One of the pillars of a democratic system is free and fair elections in which the largest possible number of people vote. The numbers are needed to give credibility to the result. That is why Australia introduced compulsory voting in 1924 after a poor turnout in the 1922 election. It is also why in Belgium, a non-voter finds it difficult to obtain a job in the public sector; and why ancient Athenians ostracised citizens who failed to turn up to cast their ballots. In short, the more who vote the easier it is for the elected government to do its job. Big turnout equals credibility. Which begs the question: Why is the US Republican Party so intent on making it more difficult to vote? Well, the short answer is Trump’s claims of election fraud. It is also the wrong answer. The fact is that there is very, very little voter fraud in American elections. The right-wing Heritage Foundation reported that they could find only 1,296 cases of proven voter fraud between 1992 and 2020. That is out of billions of votes cast in that 28-year period in federal, state and local elections. So why are the Republicans so keen on making it more difficult to vote? Because more voters usually lead to the election of more progressive or, if you prefer, left-wing politicians. This has certainly been the result of research in Swiss cantons which require compulsory voting. And American psephologists concur that compulsory voting favours the Democratic Party. So, the answer is that the Republican Party is not interested in widespread support to bolster its credibility at home and abroad, democracy or the US constitution. It is interested in power at the expense of democratic values.

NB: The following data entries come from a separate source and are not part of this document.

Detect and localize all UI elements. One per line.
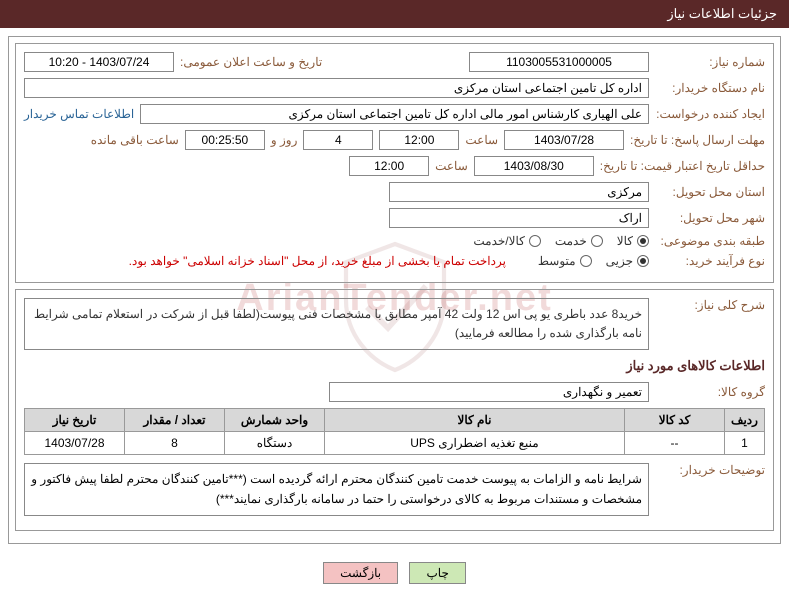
buyer-org-value: اداره کل تامین اجتماعی استان مرکزی xyxy=(24,78,649,98)
remaining-days: 4 xyxy=(303,130,373,150)
category-label: طبقه بندی موضوعی: xyxy=(655,234,765,248)
announce-label: تاریخ و ساعت اعلان عمومی: xyxy=(180,55,322,69)
cell-name: منبع تغذیه اضطراری UPS xyxy=(325,432,625,455)
radio-medium-label: متوسط xyxy=(538,254,576,268)
th-qty: تعداد / مقدار xyxy=(125,409,225,432)
buyer-org-label: نام دستگاه خریدار: xyxy=(655,81,765,95)
page-title: جزئیات اطلاعات نیاز xyxy=(667,6,777,21)
reply-deadline-time: 12:00 xyxy=(379,130,459,150)
days-label: روز و xyxy=(271,133,298,147)
group-label: گروه کالا: xyxy=(655,385,765,399)
radio-medium[interactable]: متوسط xyxy=(538,254,592,268)
page-header: جزئیات اطلاعات نیاز xyxy=(0,0,789,28)
cell-code: -- xyxy=(625,432,725,455)
table-row: 1 -- منبع تغذیه اضطراری UPS دستگاه 8 140… xyxy=(25,432,765,455)
summary-box: شرح کلی نیاز: خرید8 عدد باطری یو پی اس 1… xyxy=(15,289,774,531)
radio-goods-label: کالا xyxy=(617,234,633,248)
need-details-box: شماره نیاز: 1103005531000005 تاریخ و ساع… xyxy=(15,43,774,283)
cell-unit: دستگاه xyxy=(225,432,325,455)
buyer-contact-link[interactable]: اطلاعات تماس خریدار xyxy=(24,107,134,121)
th-row: ردیف xyxy=(725,409,765,432)
radio-goods-service-label: کالا/خدمت xyxy=(473,234,524,248)
price-valid-label: حداقل تاریخ اعتبار قیمت: تا تاریخ: xyxy=(600,159,765,173)
radio-goods-service[interactable]: کالا/خدمت xyxy=(473,234,540,248)
payment-notice: پرداخت تمام یا بخشی از مبلغ خرید، از محل… xyxy=(129,254,506,268)
remaining-label: ساعت باقی مانده xyxy=(91,133,179,147)
radio-service[interactable]: خدمت xyxy=(555,234,603,248)
th-date: تاریخ نیاز xyxy=(25,409,125,432)
back-button[interactable]: بازگشت xyxy=(323,562,398,584)
price-valid-date: 1403/08/30 xyxy=(474,156,594,176)
cell-qty: 8 xyxy=(125,432,225,455)
th-code: کد کالا xyxy=(625,409,725,432)
radio-partial-label: جزیی xyxy=(606,254,633,268)
th-unit: واحد شمارش xyxy=(225,409,325,432)
requester-label: ایجاد کننده درخواست: xyxy=(655,107,765,121)
reply-deadline-label: مهلت ارسال پاسخ: تا تاریخ: xyxy=(630,133,765,147)
delivery-city-value: اراک xyxy=(389,208,649,228)
delivery-province-label: استان محل تحویل: xyxy=(655,185,765,199)
th-name: نام کالا xyxy=(325,409,625,432)
main-panel: ArianTender.net شماره نیاز: 110300553100… xyxy=(8,36,781,544)
need-number-value: 1103005531000005 xyxy=(469,52,649,72)
time-label-2: ساعت xyxy=(435,159,468,173)
reply-deadline-date: 1403/07/28 xyxy=(504,130,624,150)
radio-goods[interactable]: کالا xyxy=(617,234,649,248)
delivery-city-label: شهر محل تحویل: xyxy=(655,211,765,225)
radio-service-label: خدمت xyxy=(555,234,587,248)
items-section-title: اطلاعات کالاهای مورد نیاز xyxy=(24,358,765,374)
summary-text: خرید8 عدد باطری یو پی اس 12 ولت 42 آمپر … xyxy=(24,298,649,350)
delivery-province-value: مرکزی xyxy=(389,182,649,202)
remaining-time: 00:25:50 xyxy=(185,130,265,150)
announce-value: 1403/07/24 - 10:20 xyxy=(24,52,174,72)
need-number-label: شماره نیاز: xyxy=(655,55,765,69)
process-radio-group: جزیی متوسط xyxy=(538,254,649,268)
buyer-notes-label: توضیحات خریدار: xyxy=(655,463,765,477)
cell-row: 1 xyxy=(725,432,765,455)
process-label: نوع فرآیند خرید: xyxy=(655,254,765,268)
group-value: تعمیر و نگهداری xyxy=(329,382,649,402)
items-table: ردیف کد کالا نام کالا واحد شمارش تعداد /… xyxy=(24,408,765,455)
category-radio-group: کالا خدمت کالا/خدمت xyxy=(473,234,649,248)
summary-label: شرح کلی نیاز: xyxy=(655,298,765,312)
price-valid-time: 12:00 xyxy=(349,156,429,176)
print-button[interactable]: چاپ xyxy=(409,562,465,584)
radio-partial[interactable]: جزیی xyxy=(606,254,649,268)
requester-value: علی الهیاری کارشناس امور مالی اداره کل ت… xyxy=(140,104,649,124)
footer-buttons: چاپ بازگشت xyxy=(0,552,789,594)
time-label-1: ساعت xyxy=(465,133,498,147)
cell-date: 1403/07/28 xyxy=(25,432,125,455)
buyer-notes-text: شرایط نامه و الزامات به پیوست خدمت تامین… xyxy=(24,463,649,515)
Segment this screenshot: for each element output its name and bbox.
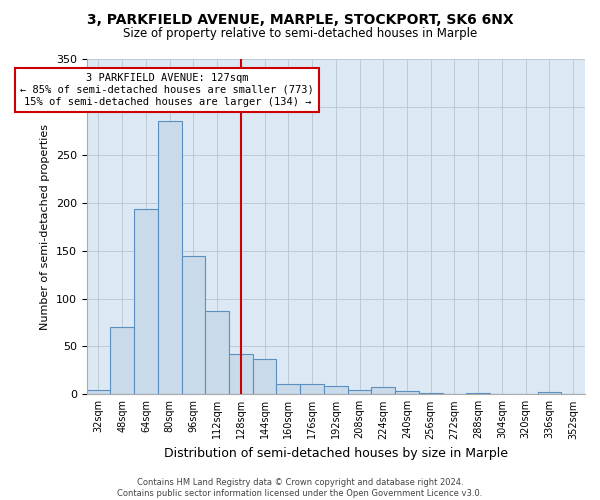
Bar	[371, 386, 395, 394]
Bar	[86, 390, 110, 394]
Text: Size of property relative to semi-detached houses in Marple: Size of property relative to semi-detach…	[123, 28, 477, 40]
Bar	[347, 390, 371, 394]
Bar	[158, 122, 182, 394]
Text: Contains HM Land Registry data © Crown copyright and database right 2024.
Contai: Contains HM Land Registry data © Crown c…	[118, 478, 482, 498]
Y-axis label: Number of semi-detached properties: Number of semi-detached properties	[40, 124, 50, 330]
Bar	[300, 384, 324, 394]
Bar	[205, 311, 229, 394]
Bar	[277, 384, 300, 394]
Bar	[134, 210, 158, 394]
Text: 3, PARKFIELD AVENUE, MARPLE, STOCKPORT, SK6 6NX: 3, PARKFIELD AVENUE, MARPLE, STOCKPORT, …	[86, 12, 514, 26]
Text: 3 PARKFIELD AVENUE: 127sqm
← 85% of semi-detached houses are smaller (773)
15% o: 3 PARKFIELD AVENUE: 127sqm ← 85% of semi…	[20, 74, 314, 106]
Bar	[110, 327, 134, 394]
Bar	[182, 256, 205, 394]
Bar	[324, 386, 347, 394]
Bar	[395, 392, 419, 394]
Bar	[229, 354, 253, 395]
Bar	[253, 359, 277, 394]
Bar	[538, 392, 561, 394]
X-axis label: Distribution of semi-detached houses by size in Marple: Distribution of semi-detached houses by …	[164, 447, 508, 460]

One of the generally accepted and slightly derogatory definitions of a diplomat is “an honest man (or woman) sent abroad to lie on behalf of their country.” Certainly, the main purpose of any country’s foreign policy is to protect that country’s national interests. That is why diplomats will try to avoid outright lies, but will stretch the truth, prevaricate, equivocate and dissimulate in pursuit of their clearly-stated and known goals. And their counterparts know this, respect it and make allowances for it. This is especially true when it comes to negotiating things such as trade agreements which then become international law. But when the negotiations are over, the dust has settled and agreements signed the lying stops. Interpretations of what was agreed continue ad nauseum, but downright lying and law-breaking stops. If it doesn’t, the country that continues obfuscating will not be trusted in negotiations elsewhere and its conduct of foreign policy and protection of national interests will suffer accordingly. This is a major reason it is important that Britain respect the terms of the Northern Ireland Protocol. Accusing Brussels of “legal purism” or now claiming that the “fantastic” deal that it signed in December was done so “under duress” is counter-productive and damaging to Prime Minister Boris Johnson’s “Global Britain” policy. It has already annoyed proud Irish-American President Joe Biden who has warned Boris Johnson of repercussions if the protocol is not respected and damages the Good Friday Agreement. EU negotiator Marcos Sefcovic said after deadlocked talks in London this week that Brussels’ patience is “wearing thin.” And Commission President Ursula von der Leyen said that the protocol was “the only solution and must be implemented completely.” But it is not only the row over Northern Ireland which is creating distrust problems. This week British Health Secretary Matt Hancock told the House of Commons Health and Science Select Committee that Dominic Cummings, the former chief adviser to the Prime Minister, lied when he told the same committee that Hancock lied to the prime minister about his handling of the coronavirus pandemic. Well one of them lied. Or both. But the point is that lying has become the preferred coinage of political debate in a country which once prided itself on its word being its bond.